Dari ‘Aisyah, ia berkata, “Nabi shallallahu ‘alaihi wa sallam beri’tikaf
pada sepuluh hari yang akhir dari Ramadhan hingga wafatnya kemudian
isteri-isteri beliau pun beri’tikaf setelah kepergian beliau.”
Wanita boleh beri’tikaf di masjid asalkan memenuhi 2 syarat: (1)
Meminta izin suami dan (2) Tidak menimbulkan fitnah (godaan bagi
laki-laki) sehingga wanita yang i’tikaf harus benar-benar menutup aurat
dengan sempurna dan juga tidak memakai wewangian.
c. Lama Waktu Berdiam di Masjid
Para ulama sepakat bahwa i’tikaf tidak ada batasan waktu maksimalnya.
Namun mereka berselisih pendapat berapa waktu minimal untuk dikatakan
sudah beri’tikaf.
Ibnu Hazm rahimahullah berkata, “I’tikaf dalam bahasa Arab berarti
iqamah (berdiam). … Setiap yang disebut berdiam di masjid dengan niatan
mendekatkan diri pada Allah, maka dinamakan i’tikaf, baik dilakukan
dalam waktu singkat atau pun lama.
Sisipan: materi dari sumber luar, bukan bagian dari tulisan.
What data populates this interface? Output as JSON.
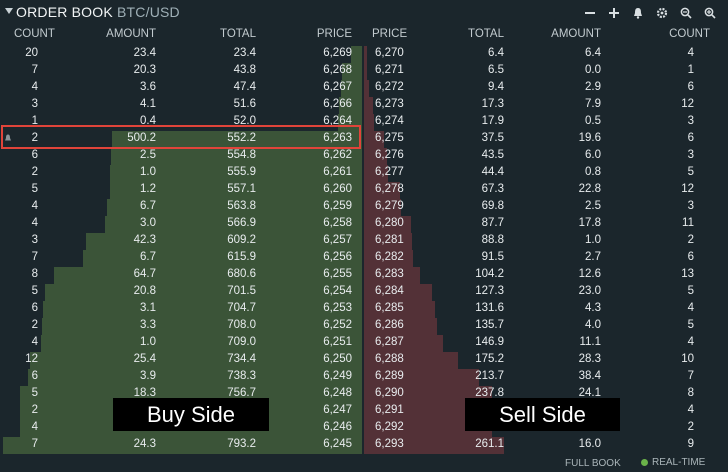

Karena tidak ada dalil dari Al Qur’an
maupun As Sunnah yang membatasi waktu minimalnya dengan bilangan
tertentu atau menetapkannya dengan waktu tertentu.”
Yang Membatalkan I’tikaf
1. Keluar masjid tanpa alasan syar’i dan tanpa ada kebutuhan yang
mubah yang mendesak.
2. Jima’ (bersetubuh) dengan istri.
Yang Dibolehkan Ketika I’tikaf
1. Keluar masjid disebabkan ada hajat yang mesti ditunaikan seperti
keluar untuk makan dan minum, serta ada hajat lain yang tidak bisa
dilakukan di dalam masjid.
2. Melakukan hal-hal mubah seperti mengantarkan orang yang
mengunjunginya sampai pintu masjid atau bercakap-cakap dengan
orang lain.
3. Istri mengunjungi suami yang beri’tikaf dan berdua-duaan dengannya.
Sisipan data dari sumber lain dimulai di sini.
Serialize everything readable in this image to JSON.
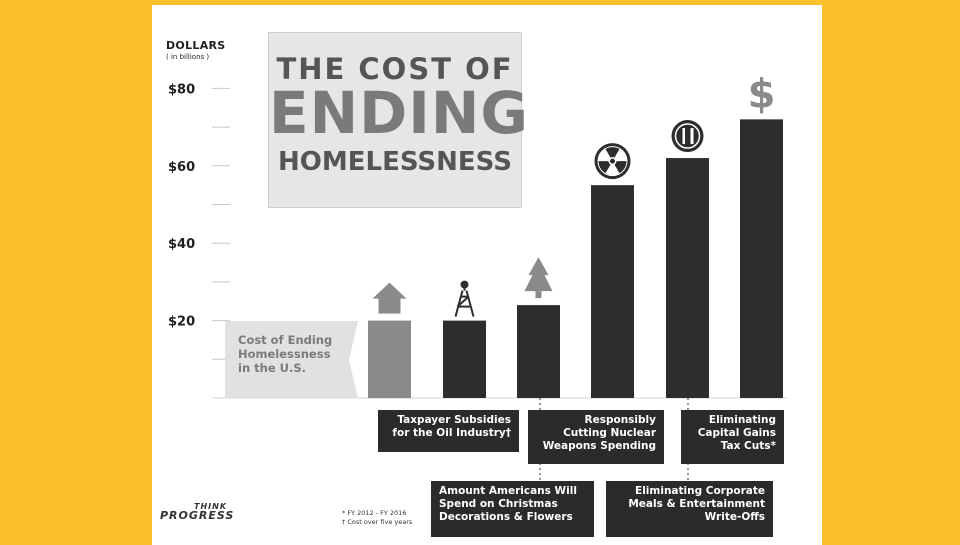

4. Mandi dan berwudhu di masjid.
5. Membawa kasur untuk tidur di masjid.
Mulai Masuk dan Keluar Masjid
Jika ingin beri’tikaf selama 10 hari terakhir bulan Ramadhan, maka seorang
yang beri’tikaf mulai memasuki masjid setelah shalat Shubuh pada hari ke-21
dan keluar setelah shalat shubuh pada hari ‘Idul Fithri menuju lapangan.
Adab I’tikaf
Hendaknya ketika beri’tikaf seseorang menyibukkan diri dengan melakukan
ketaatan seperti berdo’a, dzikir, bershalawat pada Nabi, mengkaji Al Qur’an
dan mengkaji hadits. Dan dimakruhkan menyibukkan diri dengan perkataan
dan perbuatan yang tidak bermanfaat.